Here are the options I've used to generate some scenery of the UK:

./bin/osgdem --TERRAIN \
--image-ext png
--no-interpolate-imagery \
--disable-error-diffusion \
--geocentric \
-t /home/stuart/FlightGear/VPB/data/CORINE/u2018_clc2018_v2020_20u1_raster100m/DATA/U2018_CLC2018_V2020_20u1.tif \
-d /home/stuart/FlightGear/VPB/data/SRTM90/srtm_34_02.tif \
-d /home/stuart/FlightGear/VPB/data/SRTM90/srtm_35_01.tif \
-d /home/stuart/FlightGear/VPB/data/SRTM90/srtm_35_02.tif \
-d /home/stuart/FlightGear/VPB/data/SRTM90/srtm_36_01.tif \
-d /home/stuart/FlightGear/VPB/data/SRTM90/srtm_36_02.tif \
-b -4 50 -3 51 \
--PagedLOD \
-l 7 \
--radius-to-max-visible-distance-ratio 3 \
-o vpb/w010n50/w004n50/ws_w004n50.osgb
  • --TERRAIN to use osgTerrain::Terrain database
  • --compressor-nvtt --compression-quality-highest to generate native DDS mipmaps
  • --geocentric because that's what FG uses
  • -t the texture to drape (in this case CORINE)
  • -d the DEM to use (in this case pieces of SRTM90)
  • -b is the extents in decimal degrees: LON1 LAT1 LON2 LAT2, in this case from (-4,50) to (-3,51)
  • --PagedLOD to generate PagedLOD nodes
  • -l 4 the number of LOD levels to generate.

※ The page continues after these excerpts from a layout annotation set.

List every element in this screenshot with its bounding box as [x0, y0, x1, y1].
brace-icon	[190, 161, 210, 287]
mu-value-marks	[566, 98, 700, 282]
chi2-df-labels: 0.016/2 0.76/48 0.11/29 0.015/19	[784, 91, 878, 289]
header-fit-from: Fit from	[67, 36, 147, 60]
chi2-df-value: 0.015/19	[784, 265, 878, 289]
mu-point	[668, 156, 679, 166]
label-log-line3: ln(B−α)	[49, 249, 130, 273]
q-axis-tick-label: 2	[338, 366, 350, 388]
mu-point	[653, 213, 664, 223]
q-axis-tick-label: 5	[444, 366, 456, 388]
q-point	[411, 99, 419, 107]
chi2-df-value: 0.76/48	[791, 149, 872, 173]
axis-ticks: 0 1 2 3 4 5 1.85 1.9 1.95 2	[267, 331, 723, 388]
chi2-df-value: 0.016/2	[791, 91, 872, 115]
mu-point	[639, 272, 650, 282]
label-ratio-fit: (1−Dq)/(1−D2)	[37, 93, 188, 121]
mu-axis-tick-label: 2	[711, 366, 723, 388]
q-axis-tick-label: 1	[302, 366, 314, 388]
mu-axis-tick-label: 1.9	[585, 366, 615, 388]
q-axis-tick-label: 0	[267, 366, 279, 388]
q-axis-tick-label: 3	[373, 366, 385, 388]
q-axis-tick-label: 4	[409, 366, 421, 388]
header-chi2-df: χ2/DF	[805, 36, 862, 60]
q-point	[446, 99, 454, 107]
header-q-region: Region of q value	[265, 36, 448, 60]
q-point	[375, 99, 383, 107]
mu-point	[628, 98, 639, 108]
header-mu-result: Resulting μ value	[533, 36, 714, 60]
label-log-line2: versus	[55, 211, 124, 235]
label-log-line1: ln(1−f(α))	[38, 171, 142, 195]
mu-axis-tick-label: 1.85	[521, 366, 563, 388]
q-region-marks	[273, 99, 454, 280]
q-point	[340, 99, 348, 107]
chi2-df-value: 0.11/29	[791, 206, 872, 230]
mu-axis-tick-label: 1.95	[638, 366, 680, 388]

At the equator, a 1x1 degree tile has a 157km diagonal. The LoD follows a quad-tree like structure, with each LOD level having 4 sub-tiles in a 2x2 array. If we want our smallest tile to have a ~10km diagonal, we need 4 LoD levels
  • --radius-to-max-visible-distance-ratio is self-explanatory. We want the lowest level of LoD to be visible 20km away, so a ratio of 5 is appropriate.
  • -o is the output file, in this case native OSG binary format. FG expects WS3.0 data in a vpb subdirectory, with the structure shown.